Adoptée en décembre 2023, la loi pour le plein emploi a profondément modifié l’organisation de la petite enfance, avec la création du service public de la petite enfance. Un chantier déjà lourd pour les communes, encore loin d’être stabilisé. Plus discrètement, le texte a aussi revu le régime d’autorisation des établissements d’accueil du jeune enfant. Un récent décret, publié le 16 janvier 2026 en fixe désormais les modalités.
Jusqu’à présent, une distinction existait entre crèches privées et publiques. Les premières relevaient d’une autorisation du président du conseil départemental ; les secondes d’un simple avis, après consultation du maire.

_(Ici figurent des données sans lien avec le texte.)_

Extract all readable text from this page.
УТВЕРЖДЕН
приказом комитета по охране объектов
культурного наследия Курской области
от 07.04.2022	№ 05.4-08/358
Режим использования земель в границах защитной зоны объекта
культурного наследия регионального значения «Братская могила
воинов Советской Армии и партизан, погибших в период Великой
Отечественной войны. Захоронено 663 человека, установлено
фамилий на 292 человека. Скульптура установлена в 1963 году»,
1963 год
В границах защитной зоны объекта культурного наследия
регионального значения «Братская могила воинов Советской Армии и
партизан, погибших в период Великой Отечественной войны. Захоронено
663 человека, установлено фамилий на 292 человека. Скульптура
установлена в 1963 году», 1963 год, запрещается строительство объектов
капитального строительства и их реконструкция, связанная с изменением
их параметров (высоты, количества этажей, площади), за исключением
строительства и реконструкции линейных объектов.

Cette distinction disparaît. Désormais, toutes les structures, y compris publiques, relèvent d’un régime d’autorisation, délivrée pour une durée maximale de quinze ans. Les établissements existants devront également se mettre en conformité dans un délai de dix ans.

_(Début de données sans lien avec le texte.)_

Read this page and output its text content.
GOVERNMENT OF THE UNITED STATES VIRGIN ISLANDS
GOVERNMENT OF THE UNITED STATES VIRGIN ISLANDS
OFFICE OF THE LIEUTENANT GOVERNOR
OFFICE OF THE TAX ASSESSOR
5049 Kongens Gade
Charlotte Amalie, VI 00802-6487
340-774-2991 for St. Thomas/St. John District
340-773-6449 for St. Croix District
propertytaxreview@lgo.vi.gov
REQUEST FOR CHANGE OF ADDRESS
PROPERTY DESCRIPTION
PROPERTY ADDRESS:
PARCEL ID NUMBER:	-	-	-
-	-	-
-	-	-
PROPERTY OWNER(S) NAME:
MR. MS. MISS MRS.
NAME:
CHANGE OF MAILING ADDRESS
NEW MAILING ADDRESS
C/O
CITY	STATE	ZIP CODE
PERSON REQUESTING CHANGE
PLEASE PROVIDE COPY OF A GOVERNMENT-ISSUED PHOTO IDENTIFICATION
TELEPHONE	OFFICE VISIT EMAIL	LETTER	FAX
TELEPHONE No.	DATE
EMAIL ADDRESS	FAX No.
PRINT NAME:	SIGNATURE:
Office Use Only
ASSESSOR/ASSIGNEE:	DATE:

Le décret établit un calendrier. Selon la date de délivrance des autorisations ou avis initiaux, les renouvellements devront intervenir entre 2027 et 2034. Les départements devront prévenir les gestionnaires entre douze et vingt-quatre mois avant l’échéance. Les dossiers devront être déposés entre vingt-quatre et neuf mois avant cette même date. Le décret renvoie par ailleurs à un arrêté ministériel à venir pour préciser la composition des dossiers d’autorisation, ajoutant une incertitude supplémentaire pour les gestionnaires.
C’est sur ces délais que se concentrent les inquiétudes des maires. Lors de son examen par le Conseil national d’évaluation des normes, L’Association des maires de France a rendu un avis défavorable. Dans la configuration la plus contraignante, un gestionnaire informé douze mois avant l’échéance ne disposerait plus que de trois mois pour constituer un dossier complet. Une contrainte difficilement compatible avec la situation des services départementaux de PMI, déjà sous tension, comme avec celle des services petite enfance des communes.
La réforme s’ajoute à une charge de travail en hausse pour les collectivités, liée à la mise en place du service public de la petite enfance, sans que les moyens suivent. Les élus redoutent des effets rapides : projets ralentis, délais allongés, parfois une offre fragilisée.
La dimension financière pèse aussi. Selon les données de la Caisse nationale des allocations familiales, le coût annuel d’une place en EAJE a augmenté de 5 % entre 2023 et 2024, pour atteindre près de 19 700 euros. Dans ce contexte, chaque exigence supplémentaire vient peser sur les budgets communaux.
La publication de ce décret, malgré l’opposition exprimée par l’AMF, contraste avec les engagements répétés de simplification adressés aux collectivités. Pour les communes, l’enjeu reste inchangé : maintenir et développer une offre d’accueil accessible, sans ajouter des procédures qui compliquent le quotidien des services et freinent les projets.